The bearer of this, who is going to America, presses me to give him a letter of recommendation, though I know nothing of him, not even his name. This may seem extraordinary, but I assure you that it is not uncommon here. Sometimes, indeed, one unknown person brings another, equally unknown, to recommend him; and sometimes they recommend one another. As to this gentleman, I must refer you to himself for his character and merits, with which he is certainly better acquainted than I can possibly be. I recommend him, however, to those civilities which every stranger of whom one knows no harm has a right to; and I request you will do him all good offices.[1]

“In general, a person would not interact socially with others unless they had been properly introduced, whether in person or by letter. A person of lower social status would request a patron of higher social status to write a letter of introduction to a third party, also of higher social status than the first person, but lower than the second person. It was important to observe the niceties of etiquette in requesting, writing and presenting such letters.” (wikipedia.org)

Introduction letters are indeed of the past, but they are also of the present. Instead of being written with quill pens dipped in inkwells, today they are written on a keyboard and sent via email, postal mail, cell phone, or fax. They are letters of recommendation. They are also text messages, a quick and informal way for contemporaries to introduce each other and even arrange blind dates.

Whether in the past or the present, letters of introduction should always be approached with responsibility. When you write these letters you verbally certify the respectability of the person you are introducing. If in any way this person misbehaves, you will assume part of the blame.

When you write letters of introduction you are also asking the person you are addressing to assume responsibility of a stranger – to share his or her resources and time.
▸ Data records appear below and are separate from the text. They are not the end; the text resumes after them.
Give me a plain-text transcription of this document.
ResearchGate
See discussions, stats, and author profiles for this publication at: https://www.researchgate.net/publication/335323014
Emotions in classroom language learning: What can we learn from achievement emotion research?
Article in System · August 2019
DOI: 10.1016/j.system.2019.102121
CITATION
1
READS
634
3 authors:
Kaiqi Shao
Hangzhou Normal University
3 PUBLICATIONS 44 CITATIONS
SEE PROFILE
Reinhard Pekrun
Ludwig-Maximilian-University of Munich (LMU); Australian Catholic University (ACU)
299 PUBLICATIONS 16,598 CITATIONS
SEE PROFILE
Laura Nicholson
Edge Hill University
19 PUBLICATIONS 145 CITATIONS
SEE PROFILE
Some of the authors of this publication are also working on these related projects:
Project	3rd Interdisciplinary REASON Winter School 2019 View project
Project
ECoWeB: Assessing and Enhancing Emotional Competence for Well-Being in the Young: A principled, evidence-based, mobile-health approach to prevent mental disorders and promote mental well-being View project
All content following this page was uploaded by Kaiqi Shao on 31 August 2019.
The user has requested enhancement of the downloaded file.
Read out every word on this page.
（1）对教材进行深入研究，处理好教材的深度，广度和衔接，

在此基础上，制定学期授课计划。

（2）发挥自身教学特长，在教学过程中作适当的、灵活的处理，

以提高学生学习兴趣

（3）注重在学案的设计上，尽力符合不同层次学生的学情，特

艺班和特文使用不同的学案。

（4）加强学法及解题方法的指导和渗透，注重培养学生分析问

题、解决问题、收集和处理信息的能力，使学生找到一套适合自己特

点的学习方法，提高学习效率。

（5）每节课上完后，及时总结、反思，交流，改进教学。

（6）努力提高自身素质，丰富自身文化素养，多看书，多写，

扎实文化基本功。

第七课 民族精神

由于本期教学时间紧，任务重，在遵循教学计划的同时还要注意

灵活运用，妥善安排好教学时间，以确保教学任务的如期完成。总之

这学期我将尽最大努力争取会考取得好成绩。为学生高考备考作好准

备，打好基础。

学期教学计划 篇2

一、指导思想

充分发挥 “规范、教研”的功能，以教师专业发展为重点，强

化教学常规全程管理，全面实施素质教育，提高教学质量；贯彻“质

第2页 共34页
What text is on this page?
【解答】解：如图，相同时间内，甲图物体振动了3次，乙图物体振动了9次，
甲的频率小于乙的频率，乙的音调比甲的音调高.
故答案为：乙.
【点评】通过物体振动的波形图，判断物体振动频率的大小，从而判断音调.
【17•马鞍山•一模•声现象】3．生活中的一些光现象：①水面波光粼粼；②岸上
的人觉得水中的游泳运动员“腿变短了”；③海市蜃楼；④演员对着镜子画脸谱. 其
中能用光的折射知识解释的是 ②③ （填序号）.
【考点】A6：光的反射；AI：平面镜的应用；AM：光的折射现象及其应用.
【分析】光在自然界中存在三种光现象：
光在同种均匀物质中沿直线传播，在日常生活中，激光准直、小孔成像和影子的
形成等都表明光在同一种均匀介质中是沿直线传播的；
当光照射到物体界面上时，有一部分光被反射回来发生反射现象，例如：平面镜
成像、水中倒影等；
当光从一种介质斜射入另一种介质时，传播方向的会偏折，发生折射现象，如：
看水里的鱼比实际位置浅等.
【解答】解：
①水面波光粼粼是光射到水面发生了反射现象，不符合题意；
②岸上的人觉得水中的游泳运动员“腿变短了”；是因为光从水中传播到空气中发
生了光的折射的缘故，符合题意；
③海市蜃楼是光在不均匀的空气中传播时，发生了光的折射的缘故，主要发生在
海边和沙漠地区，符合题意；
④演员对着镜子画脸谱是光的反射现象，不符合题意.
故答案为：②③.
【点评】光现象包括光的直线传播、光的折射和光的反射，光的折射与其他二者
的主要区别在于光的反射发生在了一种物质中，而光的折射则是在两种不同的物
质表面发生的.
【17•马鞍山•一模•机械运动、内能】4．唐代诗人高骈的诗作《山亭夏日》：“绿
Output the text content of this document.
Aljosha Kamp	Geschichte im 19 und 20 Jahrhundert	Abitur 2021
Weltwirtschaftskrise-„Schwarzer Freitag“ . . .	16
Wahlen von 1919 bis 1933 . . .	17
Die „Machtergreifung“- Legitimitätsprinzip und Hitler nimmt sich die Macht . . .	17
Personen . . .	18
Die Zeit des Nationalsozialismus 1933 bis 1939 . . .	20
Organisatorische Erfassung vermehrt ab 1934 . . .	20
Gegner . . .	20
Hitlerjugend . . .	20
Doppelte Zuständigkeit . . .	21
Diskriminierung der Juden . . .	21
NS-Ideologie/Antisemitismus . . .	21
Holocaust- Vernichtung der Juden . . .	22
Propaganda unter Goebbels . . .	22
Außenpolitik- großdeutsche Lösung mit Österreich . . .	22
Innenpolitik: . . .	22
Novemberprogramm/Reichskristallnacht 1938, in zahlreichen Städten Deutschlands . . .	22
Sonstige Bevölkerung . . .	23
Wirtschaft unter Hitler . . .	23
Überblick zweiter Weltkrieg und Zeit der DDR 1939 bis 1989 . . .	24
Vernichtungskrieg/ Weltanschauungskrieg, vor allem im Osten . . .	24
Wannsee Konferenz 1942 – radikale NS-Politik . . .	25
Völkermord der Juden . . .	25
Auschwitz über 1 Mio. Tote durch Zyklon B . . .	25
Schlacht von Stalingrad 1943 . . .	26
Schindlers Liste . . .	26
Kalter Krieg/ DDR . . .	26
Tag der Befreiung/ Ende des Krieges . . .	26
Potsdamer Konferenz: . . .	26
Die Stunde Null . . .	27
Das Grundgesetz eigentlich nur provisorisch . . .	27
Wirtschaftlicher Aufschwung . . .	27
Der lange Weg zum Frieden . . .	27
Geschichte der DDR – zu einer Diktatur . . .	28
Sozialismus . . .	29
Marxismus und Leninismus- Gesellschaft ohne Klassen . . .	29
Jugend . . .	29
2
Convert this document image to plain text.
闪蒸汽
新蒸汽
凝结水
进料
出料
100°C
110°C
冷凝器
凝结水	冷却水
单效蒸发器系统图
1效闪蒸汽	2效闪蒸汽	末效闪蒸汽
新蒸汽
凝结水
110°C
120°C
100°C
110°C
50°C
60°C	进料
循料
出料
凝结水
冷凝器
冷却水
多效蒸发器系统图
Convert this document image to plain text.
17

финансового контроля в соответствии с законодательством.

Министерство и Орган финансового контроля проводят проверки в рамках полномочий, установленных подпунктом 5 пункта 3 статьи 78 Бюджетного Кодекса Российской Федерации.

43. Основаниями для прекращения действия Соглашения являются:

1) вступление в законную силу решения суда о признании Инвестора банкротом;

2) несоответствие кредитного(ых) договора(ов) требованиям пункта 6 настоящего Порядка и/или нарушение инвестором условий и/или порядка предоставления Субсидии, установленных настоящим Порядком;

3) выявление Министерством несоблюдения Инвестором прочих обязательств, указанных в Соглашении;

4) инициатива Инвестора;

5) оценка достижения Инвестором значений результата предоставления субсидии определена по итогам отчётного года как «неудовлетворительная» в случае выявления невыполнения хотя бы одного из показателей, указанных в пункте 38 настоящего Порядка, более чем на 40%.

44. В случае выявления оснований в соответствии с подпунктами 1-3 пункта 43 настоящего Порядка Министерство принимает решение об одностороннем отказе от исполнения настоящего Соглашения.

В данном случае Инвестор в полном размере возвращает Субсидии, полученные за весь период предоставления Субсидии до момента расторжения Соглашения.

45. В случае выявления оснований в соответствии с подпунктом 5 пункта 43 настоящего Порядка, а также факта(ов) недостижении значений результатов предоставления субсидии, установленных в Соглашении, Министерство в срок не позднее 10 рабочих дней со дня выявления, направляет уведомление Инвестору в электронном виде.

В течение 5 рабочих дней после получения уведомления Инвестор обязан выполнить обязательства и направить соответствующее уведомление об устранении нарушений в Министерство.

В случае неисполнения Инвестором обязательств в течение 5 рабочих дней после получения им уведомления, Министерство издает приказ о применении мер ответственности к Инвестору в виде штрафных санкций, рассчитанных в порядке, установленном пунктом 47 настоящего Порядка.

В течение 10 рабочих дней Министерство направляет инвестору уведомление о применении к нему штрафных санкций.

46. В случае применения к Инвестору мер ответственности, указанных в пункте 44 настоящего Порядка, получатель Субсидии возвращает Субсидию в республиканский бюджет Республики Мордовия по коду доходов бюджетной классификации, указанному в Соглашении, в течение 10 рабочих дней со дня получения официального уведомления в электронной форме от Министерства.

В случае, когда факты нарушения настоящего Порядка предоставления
Make no mistake, it is a big favor you ask. So, you must do so with care and respect.

Before writing a letter of introduction, ask yourself:

  1. Does the person you are trying to introduce fit the moral, economical, and social standards of your acquaintance?
  2. Does the person you want to introduce have interests and goals in common with your acquaintance?
  3. Will it be worth your acquaintances time and money to meet this person?

When asking yourself these questions, be honest. Be honest about the person’s character, personality, and standing. Be honest about your acquaintance’s personality, character, standing, and tolerances. And be honest about yourself – why are you interested in introducing them. If after you question yourself, you find this stranger is in any way unsuitable, avoid introducing them. If the opposite, by all means, write that introduction letter.